Back in medieval Africa, those suspected of being witches were rounded up and banished to exorcise the village of any bad omen.

When he was declared the winner of the 2019 presidential elections, majority Malawians ganged up against then-President Peter Mutharika as if he were the proverbial witch — literally stoning his convoy as it made its way across the streets, protesting his rule for months, accusing him of being out of touch with reality, and allowing corruption, cronyism and nepotism to thrive under his watch.

When thousands took to the streets for months, decrying his re-election as the ‘Tippex election’ – due to the widespread use of the correctional fluid Tippex on illegally altered ballot papers – the military refused to shoot down the protesters. When the opposition went to the courts, the judges famously nullified the vote.

Mutharika, already in his 80s, disarmed of his charm and disempowered, relocated from the capital Lilongwe to enjoy sunsets on the beaches of Lake Malawi at his retirement villa after losing a court-ordered fresh election he had always hounded as a judicial coup. The international community christened Malawi ‘Country of the Year; the judges and military were feted for protecting democracy.

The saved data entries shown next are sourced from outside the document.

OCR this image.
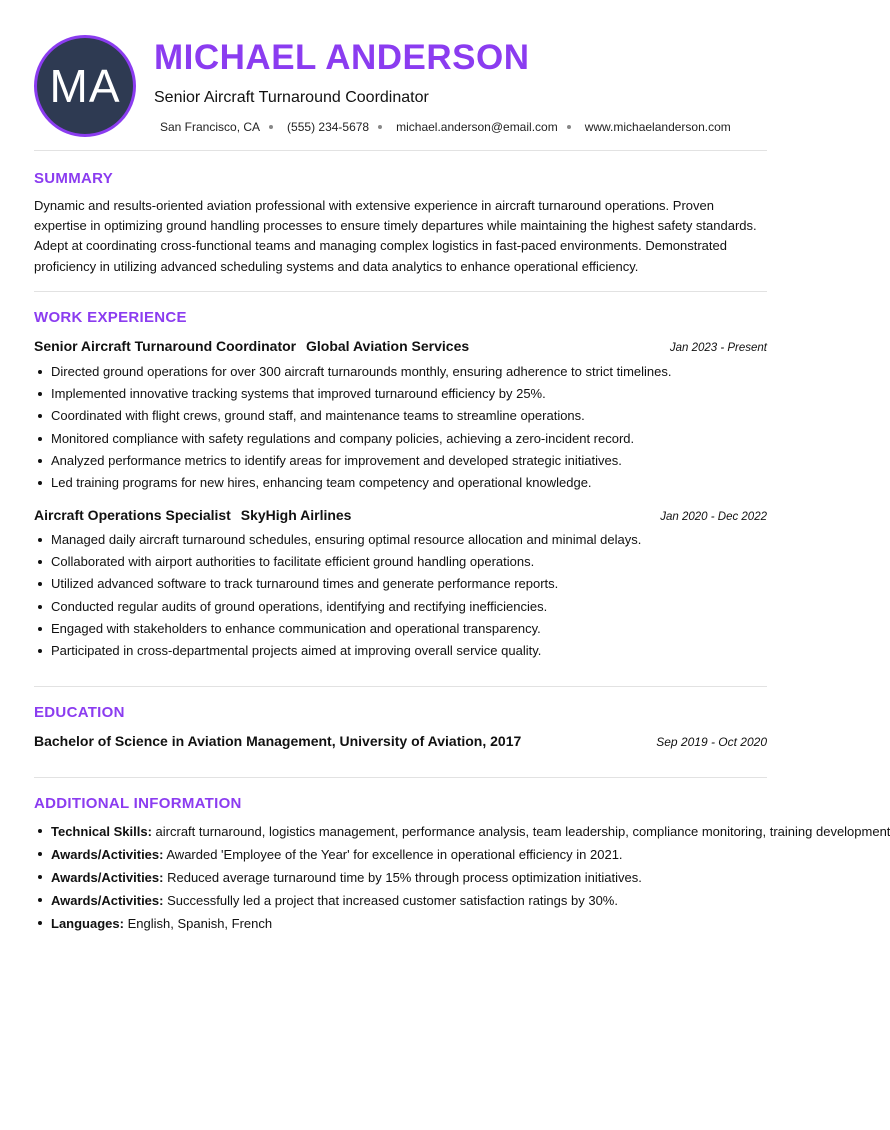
MA
MICHAEL ANDERSON
Senior Aircraft Turnaround Coordinator
San Francisco, CA (555) 234-5678 michael.anderson@email.com www.michaelanderson.com
SUMMARY
Dynamic and results-oriented aviation professional with extensive experience in aircraft turnaround operations. Proven expertise in optimizing ground handling processes to ensure timely departures while maintaining the highest safety standards. Adept at coordinating cross-functional teams and managing complex logistics in fast-paced environments. Demonstrated proficiency in utilizing advanced scheduling systems and data analytics to enhance operational efficiency.
WORK EXPERIENCE
Senior Aircraft Turnaround Coordinator Global Aviation Services	Jan 2023 - Present
Directed ground operations for over 300 aircraft turnarounds monthly, ensuring adherence to strict timelines.
Implemented innovative tracking systems that improved turnaround efficiency by 25%.
Coordinated with flight crews, ground staff, and maintenance teams to streamline operations.
Monitored compliance with safety regulations and company policies, achieving a zero-incident record.
Analyzed performance metrics to identify areas for improvement and developed strategic initiatives.
Led training programs for new hires, enhancing team competency and operational knowledge.
Aircraft Operations Specialist SkyHigh Airlines	Jan 2020 - Dec 2022
Managed daily aircraft turnaround schedules, ensuring optimal resource allocation and minimal delays.
Collaborated with airport authorities to facilitate efficient ground handling operations.
Utilized advanced software to track turnaround times and generate performance reports.
Conducted regular audits of ground operations, identifying and rectifying inefficiencies.
Engaged with stakeholders to enhance communication and operational transparency.
Participated in cross-departmental projects aimed at improving overall service quality.
EDUCATION
Bachelor of Science in Aviation Management, University of Aviation, 2017	Sep 2019 - Oct 2020
ADDITIONAL INFORMATION
Technical Skills: aircraft turnaround, logistics management, performance analysis, team leadership, compliance monitoring, training development
Awards/Activities: Awarded 'Employee of the Year' for excellence in operational efficiency in 2021.
Awards/Activities: Reduced average turnaround time by 15% through process optimization initiatives.
Awards/Activities: Successfully led a project that increased customer satisfaction ratings by 30%.
Languages: English, Spanish, French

As Malawians prepare for their next presidential election on 16 September, that feel-good story of a triumph for democracy seems to have evaporated.

For a while, Mutharika made everyone believe he was just a placeholder for the new party leader to come, but never anointed any heir. For a while, he watched his Democratic Progressive Party(DPP), founded by his highly regarded brother and family patriarch, Bingu wa Mutharika, threaten to disintegrate as potential successors jostled for power. He also watched his successor, Lazarus Chakwera, a former evangelical Christian pastor turned politician who defeated Mutharika in the historic 2020 rerun election, charm the public.

Chakwera, riding high on a post-revolution euphoria, promised the moon to a nation desperate to free itself from the traps of poverty and underdevelopment. He promised a country free from the corruption, decay, joblessness and hopelessness of the past. For the youth, there would be one million new jobs in the first term. A war on corruption would be waged relentlessly, and jails would be full of the rich and plumb, not petty criminals surviving on crumbs on the streets. He was backed by an opposition coalition that has since disintegrated, which included former President Joyce Banda and the UTM, a party then led by the charismatic former Vice President Saulos Chilima, who was killed in a plane crash last year.

But five years on, as Malawians prepare for their next presidential election on 16 September, that feel-good story of a triumph for democracy seems to have evaporated. The country faces a failing economy, characterised by rising inflation and widespread poverty. More than 70 per cent of Malawians live on less than $2.15 per day. The high cost of living has left many citizens disillusioned, while the foreign currency crisis has exacerbated a fuel crisis, with long queues at gas stations mushrooming across the country for months.

Only eight per cent of Malawians between the ages of 18 and 35 said they had a job.

Last Monday, during a late televised debate, Chakwera begged the citizenry for forgiveness but blamed the woes on sabotage by the opposition and corrupt elements within his government. All his troubles, though, could be attributed to his first act as president, when he appointed the much-criticised cabinet that contained several members whose main credentials for leadership were blood ties to powerful political figures that had backed Chakwera’s candidacy, earning him the unwanted moniker ‘Family Man’. His own son-in-law was given the visible position of Director of Communications for the presidential palace, and the presidency has never recovered, its woes exacerbated by a biting economic crisis. The war on corruption has been abandoned as it came too close to home.

Whoever wins the race to govern Malawi inherits some very fundamental headaches. The production of tobacco, the main cash crop and main source of foreign currency, has decreased, and there has been little diversification of the economy. While the official unemployment rate is low, hovering around five per cent, experts say that does not account for the high number of people in informal work. Young Malawians, who make up the bulk of voters, have been hit the hardest by employment challenges. According to a survey by Afrobarometer, only eight per cent of Malawians between the ages of 18 and 35 said they had a job. Many skilled youth are voting with their feet, emigrating mostly to South Africa, but also to far-flung countries like Israel to work on farms abandoned by Thai nationals after the October 7 attacks.

It is the profound desperation that has made the once-banished Mutharika, now in his mid-80s, no longer be seen as a witch to be exorcised but as a potential – if unlikely – solution to a curse that has only deepened since he left power. However, it is difficult to envisage someone deemed incompetent only five years ago as the solution the country so desperately needs now.